The Unbearable Lightness

I had been warned, I read about the dangers of postmodern lightness, I even took a class this spring that mourned the loss of humanity in contemporary writers. And now, it has finally happened. I have come to regard the hysterical realism of Zadie Smith's White Teeth with the same remorse as does James Wood. I am endlessly repulsed by the overwhelming whiteness of a Wes Anderson movie that parlays itself into self-aggrandizing quirkiness. Are Spank Rock and M.I.A. etc just a bunch of no-talent acts capitalizing on our deficient attention spans? 
Yet I could be wrong. Is that just the nature of our times and is it these artists' prerogative to reflect it however they so see fit? Am I being outdated and stodgy in demanding some sort of humanity from their depictions?

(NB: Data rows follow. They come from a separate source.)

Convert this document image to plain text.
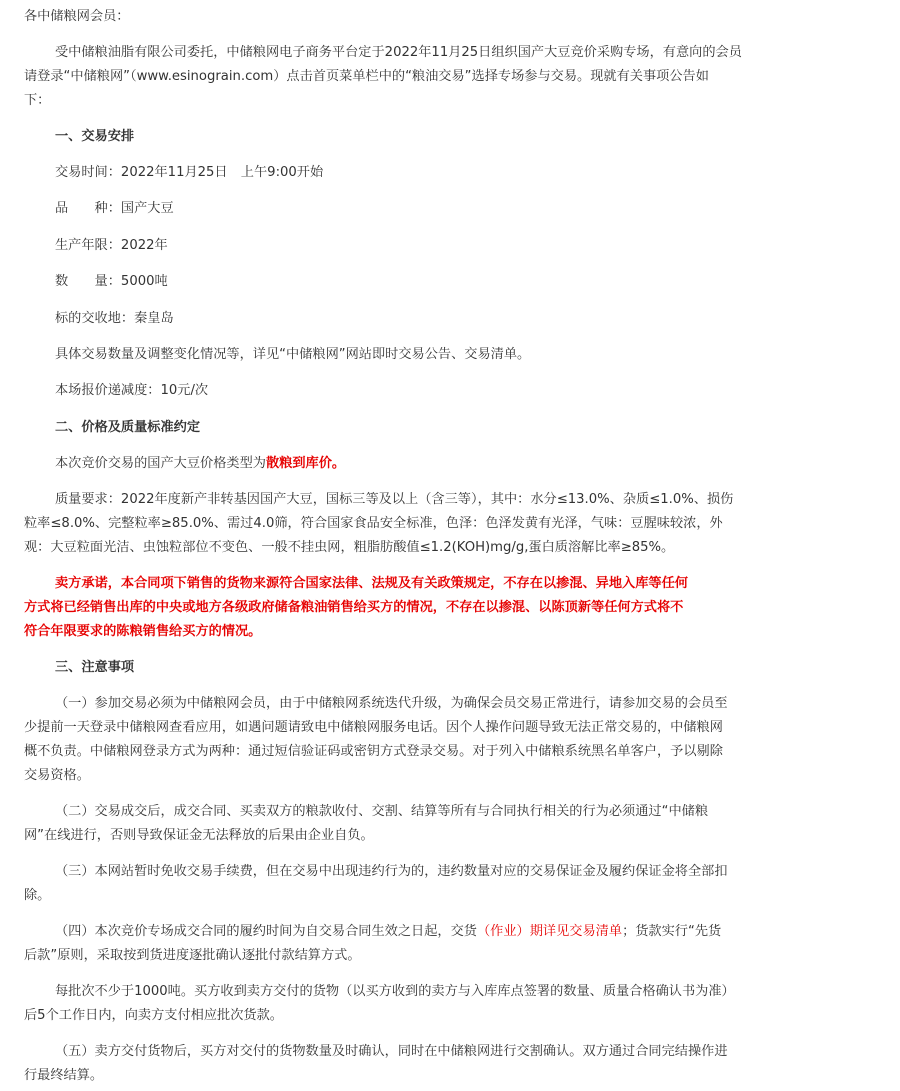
各中储粮网会员：
受中储粮油脂有限公司委托，中储粮网电子商务平台定于2022年11月25日组织国产大豆竞价采购专场，有意向的会员
请登录“中储粮网”（www.esinograin.com）点击首页菜单栏中的“粮油交易”选择专场参与交易。现就有关事项公告如
下：
一、交易安排
交易时间：2022年11月25日　上午9:00开始
品　　种：国产大豆
生产年限：2022年
数　　量：5000吨
标的交收地：秦皇岛
具体交易数量及调整变化情况等，详见“中储粮网”网站即时交易公告、交易清单。
本场报价递减度：10元/次
二、价格及质量标准约定
本次竞价交易的国产大豆价格类型为散粮到库价。
质量要求：2022年度新产非转基因国产大豆，国标三等及以上（含三等），其中：水分≤13.0%、杂质≤1.0%、损伤
粒率≤8.0%、完整粒率≥85.0%、需过4.0筛，符合国家食品安全标准，色泽：色泽发黄有光泽，气味：豆腥味较浓，外
观：大豆粒面光洁、虫蚀粒部位不变色、一般不挂虫网，粗脂肪酸值≤1.2(KOH)mg/g,蛋白质溶解比率≥85%。
卖方承诺，本合同项下销售的货物来源符合国家法律、法规及有关政策规定，不存在以掺混、异地入库等任何
方式将已经销售出库的中央或地方各级政府储备粮油销售给买方的情况，不存在以掺混、以陈顶新等任何方式将不
符合年限要求的陈粮销售给买方的情况。
三、注意事项
（一）参加交易必须为中储粮网会员，由于中储粮网系统迭代升级，为确保会员交易正常进行，请参加交易的会员至
少提前一天登录中储粮网查看应用，如遇问题请致电中储粮网服务电话。因个人操作问题导致无法正常交易的，中储粮网
概不负责。中储粮网登录方式为两种：通过短信验证码或密钥方式登录交易。对于列入中储粮系统黑名单客户，予以剔除
交易资格。
（二）交易成交后，成交合同、买卖双方的粮款收付、交割、结算等所有与合同执行相关的行为必须通过“中储粮
网”在线进行，否则导致保证金无法释放的后果由企业自负。
（三）本网站暂时免收交易手续费，但在交易中出现违约行为的，违约数量对应的交易保证金及履约保证金将全部扣
除。
（四）本次竞价专场成交合同的履约时间为自交易合同生效之日起，交货（作业）期详见交易清单；货款实行“先货
后款”原则，采取按到货进度逐批确认逐批付款结算方式。
每批次不少于1000吨。买方收到卖方交付的货物（以买方收到的卖方与入库库点签署的数量、质量合格确认书为准）
后5个工作日内，向卖方支付相应批次货款。
（五）卖方交付货物后，买方对交付的货物数量及时确认，同时在中储粮网进行交割确认。双方通过合同完结操作进
行最终结算。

It is not so much that they are expressing an ideology that I find particularly disturbing, I just have a problem with their aesthetic - it all seems excessively boastful and disturbingly flippant.  


*Edit: Only moments after I posted this, I realized what the flaw with this genre is. It is one that you will enjoy immensely in its first viewing. It is just so absurd and so bizarre that one cannot help but be utterly impressed by virtue of its novelty. But that is all that the genre allows, an exhaustible source of pleasure as they lack true emotional investment. There is no returning to it time and time again, a trait that has allowed the classics to endure. The only feeling it provokes after a certain amount of exposure is irritation - irritation at how trivial and unengaging the work really is once you go past its over-the-top antics.